Did Encores! approach you originally or was this a part you had always wanted to play and approached them?
DM: I learned that I was on a short list. I had been offered a couple of other things, and it was a moment in time when I hadn't been onstage in awhile, and I was anxious to do something. The other things I was being offered — three plays, which were all wonderful plays here in New York, but there was nothing that I was getting really, really excited about. I heard that I was on this short list, and I went and listened to the score and got the libretto and read the libretto and said, 'Oh my God, I have to do this!' I had known some of the score — I'd actually sung 'What a Waste' as part of a trio on 'Leonard Bernstein's New York,' but I didn't really know the score in its entirety. I knew the play My Sister Eileen. I had seen it in a high school production many years ago, but when I heard it and read it, I just called my agent right away and said, 'Okay, where am I on that list?' [Laughs.] 'Just please let them know that I'd really, really love to do this,' because I just loved the release of it, and that was something I was anxious to have a chance to experience. And I hadn't done comedy in awhile, and some people thought I'd never done comedy [Laughs.] I had, but it had been some time prior and in projects that weren't as high profile. And so, I just thought I'd like to remind myself that I'm capable of this, and I think I'd like to let people in the business know that I can do this, and I also just thought it would be great to do something that joyous and that good. So, that's how that all happened. I don't think I was the first — in fact, I know I wasn't number one on the list [laughs], but I'm glad that it came to me. . . . It was surprising in the dimension of it. I think it's sort of easy to look at it and think of it just in a more two-dimensional way, but the minute you sort of step inside of it, you recognize that there is this real heart at the core of it, in the love that the sisters have for one another. And there is a pathos to it for Ruth in her journey that is just a pleasure to get to explore both ends of. I love it.
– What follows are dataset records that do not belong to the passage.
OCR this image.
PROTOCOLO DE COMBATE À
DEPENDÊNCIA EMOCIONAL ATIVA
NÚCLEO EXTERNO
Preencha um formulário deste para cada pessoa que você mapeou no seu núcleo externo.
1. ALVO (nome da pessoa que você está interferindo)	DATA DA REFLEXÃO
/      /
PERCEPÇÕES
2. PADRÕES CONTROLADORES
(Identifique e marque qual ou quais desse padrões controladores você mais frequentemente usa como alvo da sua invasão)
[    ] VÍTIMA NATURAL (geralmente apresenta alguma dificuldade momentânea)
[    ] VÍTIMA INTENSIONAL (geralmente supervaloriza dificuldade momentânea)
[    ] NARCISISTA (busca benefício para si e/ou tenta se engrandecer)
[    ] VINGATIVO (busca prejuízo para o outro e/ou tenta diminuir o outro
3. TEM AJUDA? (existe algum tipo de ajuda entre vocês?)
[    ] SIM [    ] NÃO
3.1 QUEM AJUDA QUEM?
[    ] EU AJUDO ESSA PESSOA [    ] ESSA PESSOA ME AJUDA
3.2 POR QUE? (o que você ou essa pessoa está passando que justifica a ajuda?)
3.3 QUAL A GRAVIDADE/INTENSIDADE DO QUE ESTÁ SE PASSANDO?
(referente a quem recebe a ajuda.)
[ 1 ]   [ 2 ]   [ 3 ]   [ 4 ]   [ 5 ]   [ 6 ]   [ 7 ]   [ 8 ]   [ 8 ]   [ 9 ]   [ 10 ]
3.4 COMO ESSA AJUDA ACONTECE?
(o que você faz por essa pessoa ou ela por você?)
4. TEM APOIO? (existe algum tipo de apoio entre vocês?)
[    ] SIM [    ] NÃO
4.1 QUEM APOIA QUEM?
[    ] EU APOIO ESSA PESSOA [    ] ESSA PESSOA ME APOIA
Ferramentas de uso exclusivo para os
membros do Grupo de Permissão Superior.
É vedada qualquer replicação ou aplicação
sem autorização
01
How long do you think you'll stay with the show?
DM: I'm signed through October. I have one of those contracts that starting in the summer would allow me to leave for a limited amount of time to do a film or television project and then come back.

You just did a pilot, right?
DM: I shot a pilot that did not get picked up, but that they want to reshoot. They're talking about August, which would be in synch with my contractual agreement, and then if they liked what they reshot, we might be a mid-season [replacement], so that could actually all work out time-wise. That was another thing that there was a lot of drama about and inaccurate reporting about that I was leaving [Wonderful Town]. And, it's like, no [that's not true]. The pilot was a situation where they came to me, and I said, 'I can't do it.' Then they basically said, 'You know what, if we just have you work on Monday.' I ended up having to take two days off. And I said, 'You know what, talk to my producers because I don't see how it's possible, and they made an agreement with the producers that was amenable to everyone.' The rest of the people on the pilot worked for two weeks on it, and I just flew in and out and did my stuff with Jeff Goldblum. I think it has great potential, but who the hell knows? [Laughs.]

Last question: When people hear the name Donna Murphy, what would you like them to think?
DM: Integrity . . . and that I'm always trying to bring a sense of humanity to the people that I portray.